If Amazon can come up with a Trojan horse snitch like Alexa that can listen in on
words a user is saying to glean marketing data then Tesla et al can come up
with technology to disable a driver’s smartphone.

Back
when Grace was driving “Betsy” there weren’t a lot of health clubs around.
That’s because you could get a full body workout driving cars before power
steering and before automatic transmissions. It required your undivided
attention to maneuver many cars that literally were as nimble as tanks.

Technology
in car design has made vehicles easier to drive and more likely for drivers and
passengers to survive crashes with nary a scratch that years ago would have
resulted in serious injury or even death.
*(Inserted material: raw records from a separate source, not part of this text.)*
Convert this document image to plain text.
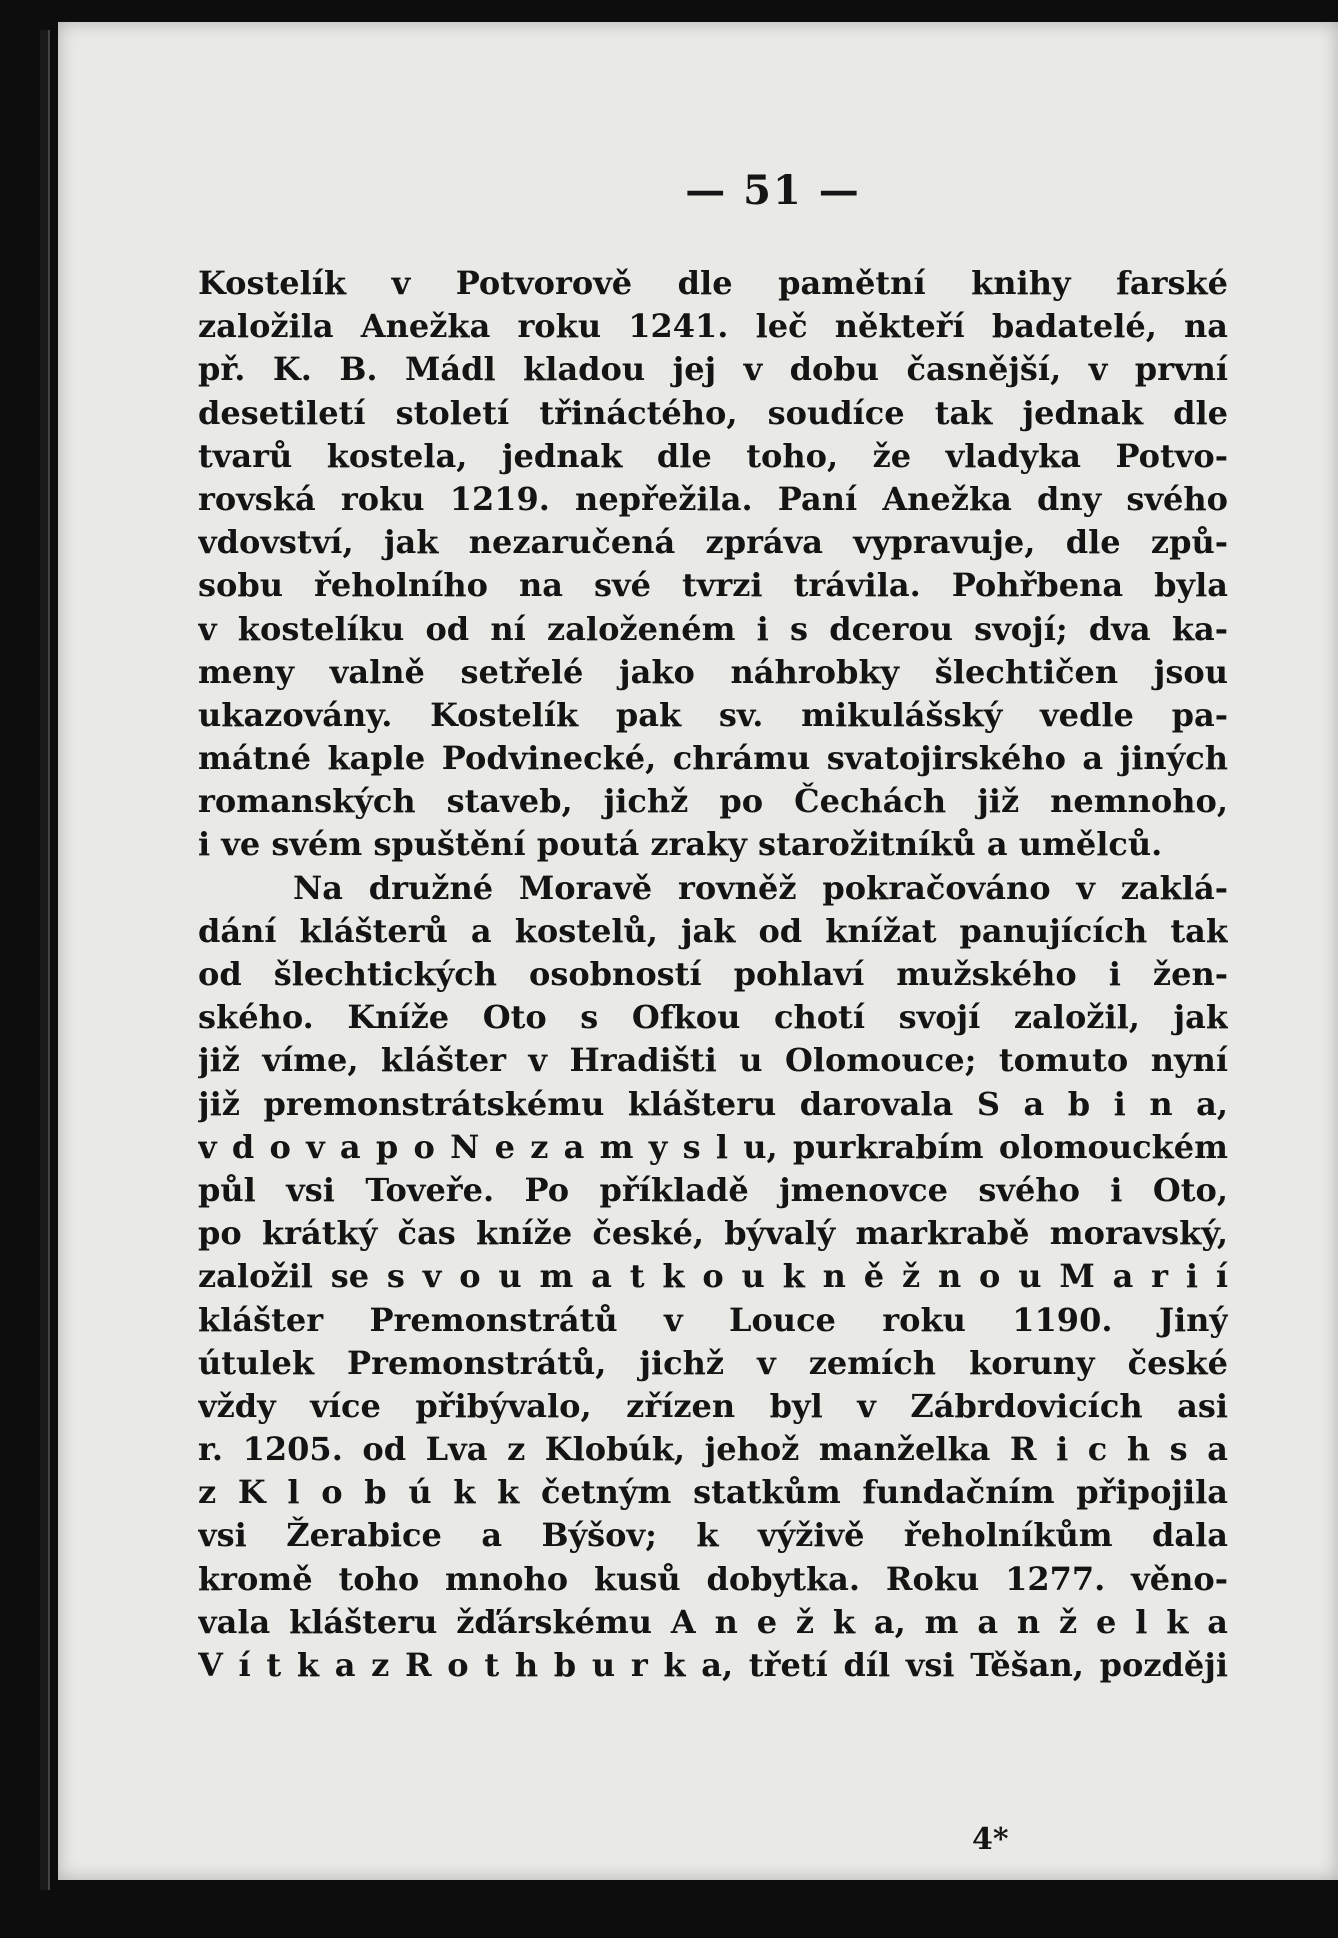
— 51 —
Kostelík v Potvorově dle pamětní knihy farské
založila Anežka roku 1241. leč někteří badatelé, na
př. K. B. Mádl kladou jej v dobu časnější, v první
desetiletí století třináctého, soudíce tak jednak dle
tvarů kostela, jednak dle toho, že vladyka Potvo-
rovská roku 1219. nepřežila. Paní Anežka dny svého
vdovství, jak nezaručená zpráva vypravuje, dle způ-
sobu řeholního na své tvrzi trávila. Pohřbena byla
v kostelíku od ní založeném i s dcerou svojí; dva ka-
meny valně setřelé jako náhrobky šlechtičen jsou
ukazovány. Kostelík pak sv. mikulášský vedle pa-
mátné kaple Podvinecké, chrámu svatojirského a jiných
romanských staveb, jichž po Čechách již nemnoho,
i ve svém spuštění poutá zraky starožitníků a umělců.
Na družné Moravě rovněž pokračováno v zaklá-
dání klášterů a kostelů, jak od knížat panujících tak
od šlechtických osobností pohlaví mužského i žen-
ského. Kníže Oto s Ofkou chotí svojí založil, jak
již víme, klášter v Hradišti u Olomouce; tomuto nyní
již premonstrátskému klášteru darovala S a b i n a,
v d o v a p o N e z a m y s l u, purkrabím olomouckém
půl vsi Toveře. Po příkladě jmenovce svého i Oto,
po krátký čas kníže české, bývalý markrabě moravský,
založil se s v o u m a t k o u k n ě ž n o u M a r i í
klášter Premonstrátů v Louce roku 1190. Jiný
útulek Premonstrátů, jichž v zemích koruny české
vždy více přibývalo, zřízen byl v Zábrdovicích asi
r. 1205. od Lva z Klobúk, jehož manželka R i c h s a
z K l o b ú k k četným statkům fundačním připojila
vsi Žerabice a Býšov; k výživě řeholníkům dala
kromě toho mnoho kusů dobytka. Roku 1277. věno-
vala klášteru žďárskému A n e ž k a, m a n ž e l k a
V í t k a z R o t h b u r k a, třetí díl vsi Těšan, později
4*
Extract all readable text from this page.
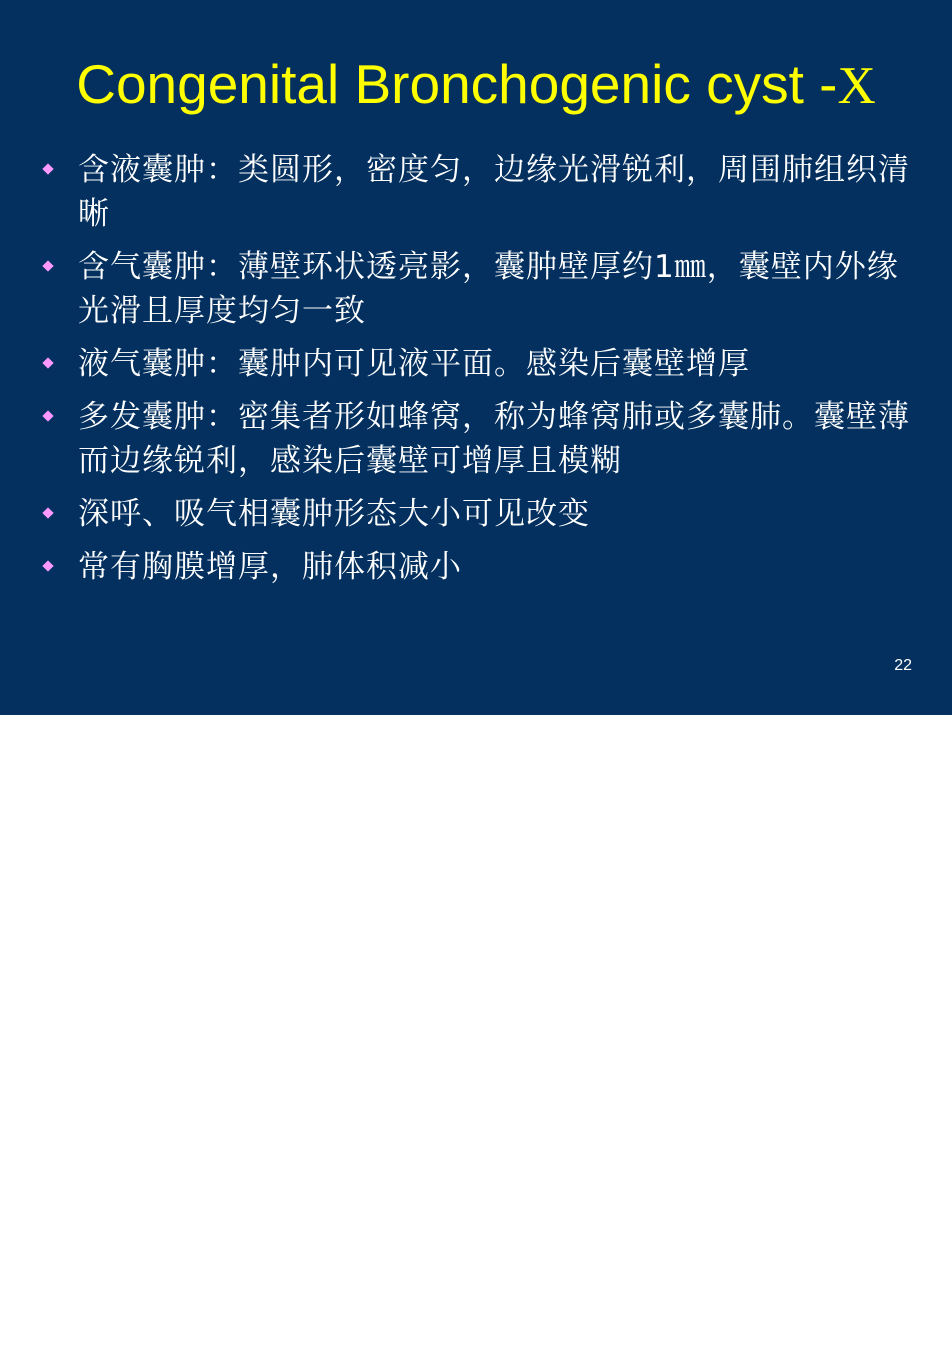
Congenital Bronchogenic cyst -X
含液囊肿：类圆形，密度匀，边缘光滑锐利，周围肺组织清晰
含气囊肿：薄壁环状透亮影，囊肿壁厚约1㎜，囊壁内外缘光滑且厚度均匀一致
液气囊肿：囊肿内可见液平面。感染后囊壁增厚
多发囊肿：密集者形如蜂窝，称为蜂窝肺或多囊肺。囊壁薄而边缘锐利，感染后囊壁可增厚且模糊
深呼、吸气相囊肿形态大小可见改变
常有胸膜增厚，肺体积减小
22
Auto manufacturers have done an
impressive job dampening sound and creating driver seats that are often more
comfort and relaxing than chairs people have in their homes. And to top it off
they tossed in sound systems that even in the economy models run circles around
the static laced AM radio receptions of vehicles just 60 years ago.

Because
of that the injury and death rate per 100,000 miles driven had been steadily
dropping until in recent years when there was a slight upward bump.

The
likely culprit is the device that almost all of us act as if we disengage from
it for even a few minutes that we will stop breathing.

Smartphones
are only as smart as the user. Rest assured that a software engineer in a Tesla
with the latest driving aid designed to make them even safer drivers as long as
they use it right isn’t the only person in the whole USA that plays video games
while driving or surfs the web. The fact they are in a Tesla equipped with
Autopilot makes them marginally safer doesn’t end all risk.

Take
a walk on the wild side — a sidewalk along any major arterial in Manteca will
do — and keep count of the number of people you see either looking down or
holding a smartphone in plain sight as they drive. You will be stunned by what
you see. The amazing thing is that there are not even more accidents than are
happening.

Because
other drivers are still attentive and the smartphone offender may be “on their
game” enough to multi-task much of the time without incident, there are endless
close calls without metal caressing metal or two ton killing and maiming
machines meeting 180 pounds of muscle and blood. Avoiding accidents day in and
day out while using smartphones while driving whether it is to text, play video
games or whatever gets people to believing they are bulletproof.

What
they forget is the game they are playing is Russian roulette on wheels. Keep
pushing your luck and eventually you or someone else is going to pay the price.